Sisurcana latiloba

Scientific classification
- Kingdom: Animalia
- Phylum: Arthropoda
- Clade: Pancrustacea
- Class: Insecta
- Order: Lepidoptera
- Family: Tortricidae
- Genus: Sisurcana
- Species: S. latiloba
- Binomial name: Sisurcana latiloba Razowski & Wojtusiak, 2010

= Sisurcana latiloba =

- Authority: Razowski & Wojtusiak, 2010

Species of moth

Sisurcana latiloba is a species of moth of the family Tortricidae Formally described in 2010, it is named after the form of the transtilla. The only known specimen of this moth had a wingspan of 23 mm. It has largely ferruginous forewings and hindwings. It is a Peruvian endemic, being known only from its type locality of the Yanachaga–Chemillén National Park in the department of Pasco, where it was collected at an elevation of 2400 m.

==Taxonomy==
Sisurcana latiloba was formally described by the Polish entomologist Józef Razowski and the Polish entomologist Janusz Wojtusiak in 2010 based on an adult male collected from the Yanachaga–Chemillén National Park in Peru. The specific epithet refers to "the shape of [its] transtilla" and is derived from the Latin words latus and lobus, meaning "broad-lobed". It resembles the species S. topina in its appearance.

==Description==
The only known specimen of this moth, an adult male, had a wingspan of 20 mm.

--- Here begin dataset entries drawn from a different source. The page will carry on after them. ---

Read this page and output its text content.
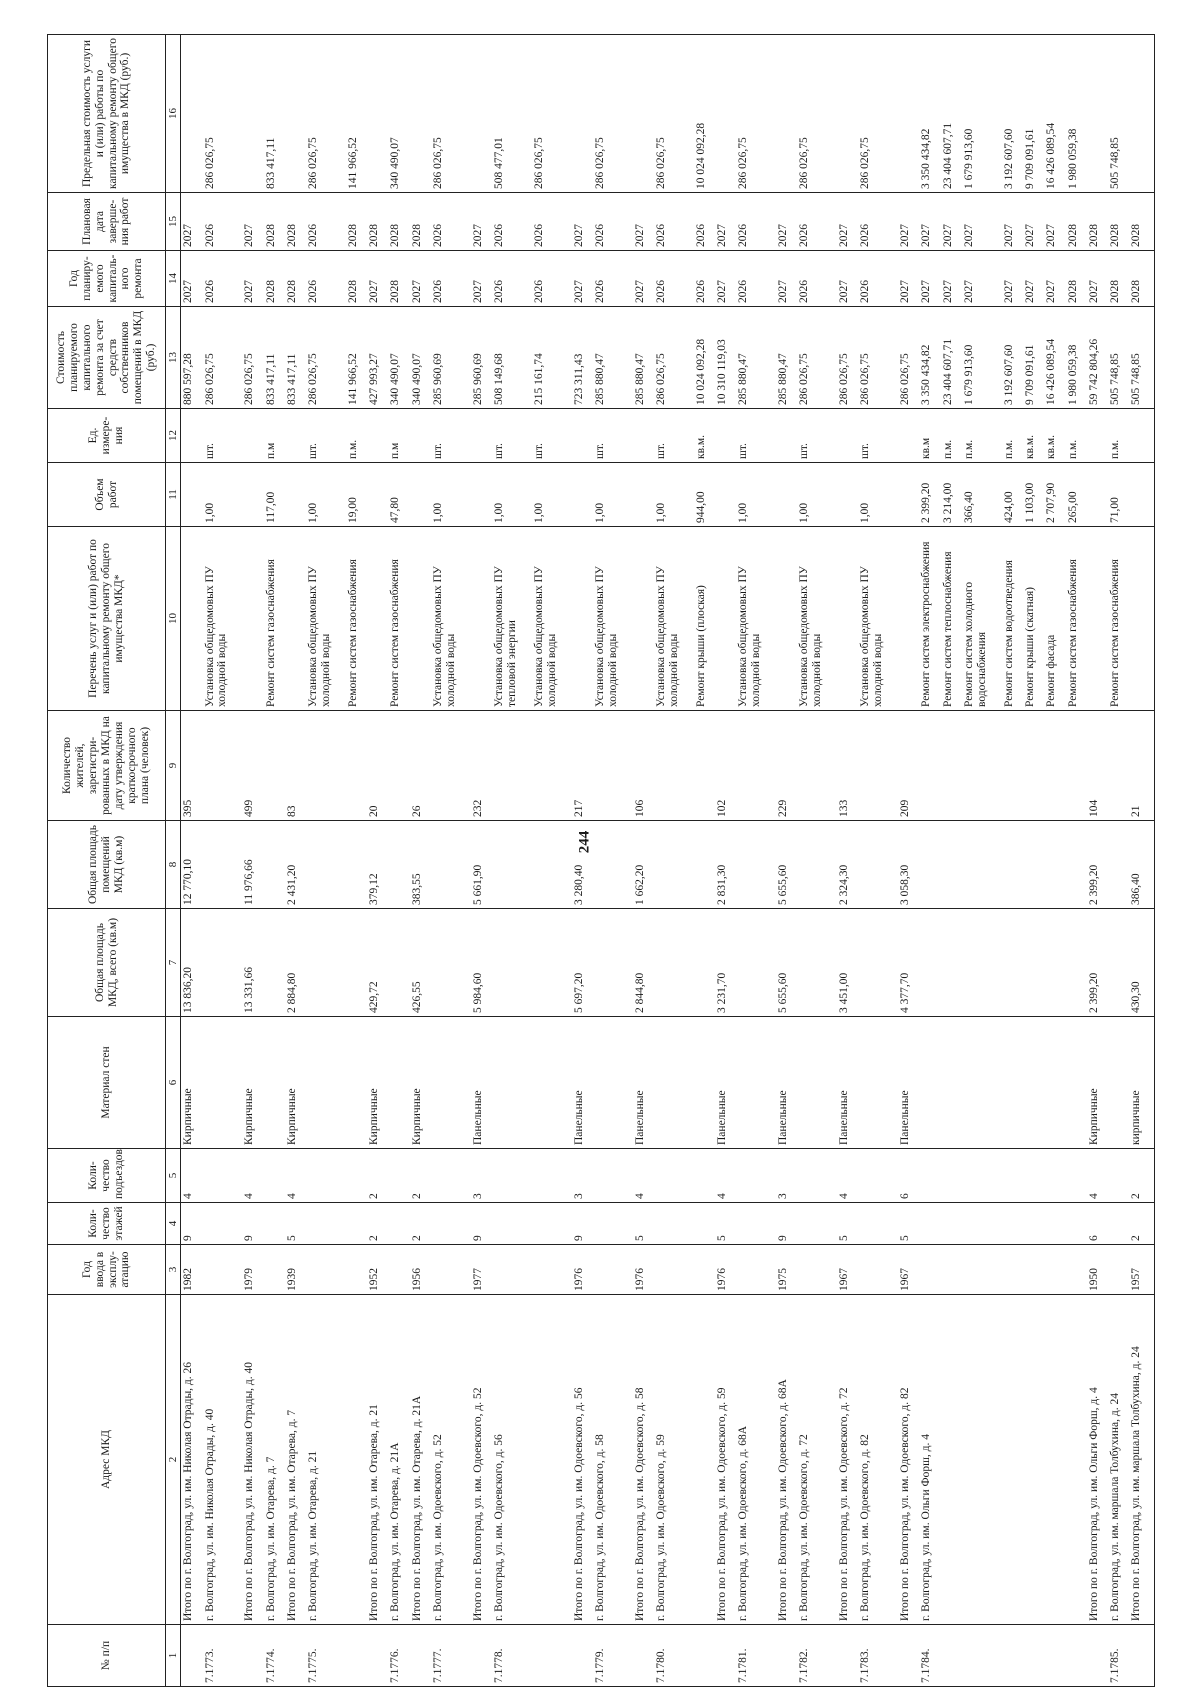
244
№ п/п	Адрес МКД	Год ввода в эксплу-атацию	Коли-чество этажей	Коли-чество подъездов	Материал стен	Общая площадь МКД, всего (кв.м)	Общая площадь помещений МКД (кв.м)	Количество жителей, зарегистри-рованных в МКД на дату утверждения краткосрочного плана (человек)	Перечень услуг и (или) работ по капитальному ремонту общего имущества МКД*	Объем работ	Ед. измере-ния	Стоимость планируемого капитального ремонта за счет средств собственников помещений в МКД (руб.)	Год планиру-емого капиталь-ного ремонта	Плановая дата заверше-ния работ	Предельная стоимость услуги и (или) работы по капитальному ремонту общего имущества в МКД (руб.)
1	2	3	4	5	6	7	8	9	10	11	12	13	14	15	16
	Итого по г. Волгоград, ул. им. Николая Отрады, д. 26	1982	9	4	Кирпичные	13 836,20	12 770,10	395				880 597,28	2027	2027	
7.1773.	г. Волгоград, ул. им. Николая Отрады, д. 40								Установка общедомовых ПУ холодной воды	1,00	шт.	286 026,75	2026	2026	286 026,75
	Итого по г. Волгоград, ул. им. Николая Отрады, д. 40	1979	9	4	Кирпичные	13 331,66	11 976,66	499				286 026,75	2027	2027	
7.1774.	г. Волгоград, ул. им. Отарева, д. 7								Ремонт систем газоснабжения	117,00	п.м	833 417,11	2028	2028	833 417,11
	Итого по г. Волгоград, ул. им. Отарева, д. 7	1939	5	4	Кирпичные	2 884,80	2 431,20	83				833 417,11	2028	2028	
7.1775.	г. Волгоград, ул. им. Отарева, д. 21								Установка общедомовых ПУ холодной воды	1,00	шт.	286 026,75	2026	2026	286 026,75
									Ремонт систем газоснабжения	19,00	п.м.	141 966,52	2028	2028	141 966,52
	Итого по г. Волгоград, ул. им. Отарева, д. 21	1952	2	2	Кирпичные	429,72	379,12	20				427 993,27	2027	2028	
7.1776.	г. Волгоград, ул. им. Отарева, д. 21А								Ремонт систем газоснабжения	47,80	п.м	340 490,07	2028	2028	340 490,07
	Итого по г. Волгоград, ул. им. Отарева, д. 21А	1956	2	2	Кирпичные	426,55	383,55	26				340 490,07	2027	2028	
7.1777.	г. Волгоград, ул. им. Одоевского, д. 52								Установка общедомовых ПУ холодной воды	1,00	шт.	285 960,69	2026	2026	286 026,75
	Итого по г. Волгоград, ул. им. Одоевского, д. 52	1977	9	3	Панельные	5 984,60	5 661,90	232				285 960,69	2027	2027	
7.1778.	г. Волгоград, ул. им. Одоевского, д. 56								Установка общедомовых ПУ тепловой энергии	1,00	шт.	508 149,68	2026	2026	508 477,01
									Установка общедомовых ПУ холодной воды	1,00	шт.	215 161,74	2026	2026	286 026,75
	Итого по г. Волгоград, ул. им. Одоевского, д. 56	1976	9	3	Панельные	5 697,20	3 280,40	217				723 311,43	2027	2027	
7.1779.	г. Волгоград, ул. им. Одоевского, д. 58								Установка общедомовых ПУ холодной воды	1,00	шт.	285 880,47	2026	2026	286 026,75
	Итого по г. Волгоград, ул. им. Одоевского, д. 58	1976	5	4	Панельные	2 844,80	1 662,20	106				285 880,47	2027	2027	
7.1780.	г. Волгоград, ул. им. Одоевского, д. 59								Установка общедомовых ПУ холодной воды	1,00	шт.	286 026,75	2026	2026	286 026,75
									Ремонт крыши (плоская)	944,00	кв.м.	10 024 092,28	2026	2026	10 024 092,28
	Итого по г. Волгоград, ул. им. Одоевского, д. 59	1976	5	4	Панельные	3 231,70	2 831,30	102				10 310 119,03	2027	2027	
7.1781.	г. Волгоград, ул. им. Одоевского, д. 68А								Установка общедомовых ПУ холодной воды	1,00	шт.	285 880,47	2026	2026	286 026,75
	Итого по г. Волгоград, ул. им. Одоевского, д. 68А	1975	9	3	Панельные	5 655,60	5 655,60	229				285 880,47	2027	2027	
7.1782.	г. Волгоград, ул. им. Одоевского, д. 72								Установка общедомовых ПУ холодной воды	1,00	шт.	286 026,75	2026	2026	286 026,75
	Итого по г. Волгоград, ул. им. Одоевского, д. 72	1967	5	4	Панельные	3 451,00	2 324,30	133				286 026,75	2027	2027	
7.1783.	г. Волгоград, ул. им. Одоевского, д. 82								Установка общедомовых ПУ холодной воды	1,00	шт.	286 026,75	2026	2026	286 026,75
	Итого по г. Волгоград, ул. им. Одоевского, д. 82	1967	5	6	Панельные	4 377,70	3 058,30	209				286 026,75	2027	2027	
7.1784.	г. Волгоград, ул. им. Ольги Форш, д. 4								Ремонт систем электроснабжения	2 399,20	кв.м	3 350 434,82	2027	2027	3 350 434,82
									Ремонт систем теплоснабжения	3 214,00	п.м.	23 404 607,71	2027	2027	23 404 607,71
									Ремонт систем холодного водоснабжения	366,40	п.м.	1 679 913,60	2027	2027	1 679 913,60
									Ремонт систем водоотведения	424,00	п.м.	3 192 607,60	2027	2027	3 192 607,60
									Ремонт крыши (скатная)	1 103,00	кв.м.	9 709 091,61	2027	2027	9 709 091,61
									Ремонт фасада	2 707,90	кв.м.	16 426 089,54	2027	2027	16 426 089,54
									Ремонт систем газоснабжения	265,00	п.м.	1 980 059,38	2028	2028	1 980 059,38
	Итого по г. Волгоград, ул. им. Ольги Форш, д. 4	1950	6	4	Кирпичные	2 399,20	2 399,20	104				59 742 804,26	2027	2028	
7.1785.	г. Волгоград, ул. им. маршала Толбухина, д. 24								Ремонт систем газоснабжения	71,00	п.м.	505 748,85	2028	2028	505 748,85
	Итого по г. Волгоград, ул. им. маршала Толбухина, д. 24	1957	2	2	кирпичные	430,30	386,40	21				505 748,85	2028	2028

Both the dorsal and ventral surfaces of the forewing are largely ferruginous in color, with a gray hue towards the tip and maculated with rust-red patterns. There is a blotch near the base, a medial fascia that narrows along the costa, a long spot just proximal to the tip, and two brown spots medially. The cilia of the forewing are rusty-brown with a cream wash towards the tornus. The dorsal and ventral surfaces of the hindwing are light rust-red and have pale rust-gray speckling towards the rear. The cilia of the hindwing are the same color as the nearby portions of the hindwing. The thorax and the head are colored brown.

==Distribution and habitat==
Sisurcana latiloba is a Peruvian endemic, being known only from its type locality of Yanachaga–Chemillén National Park in the department of Pasco. It was collected at an elevation of 2400 m.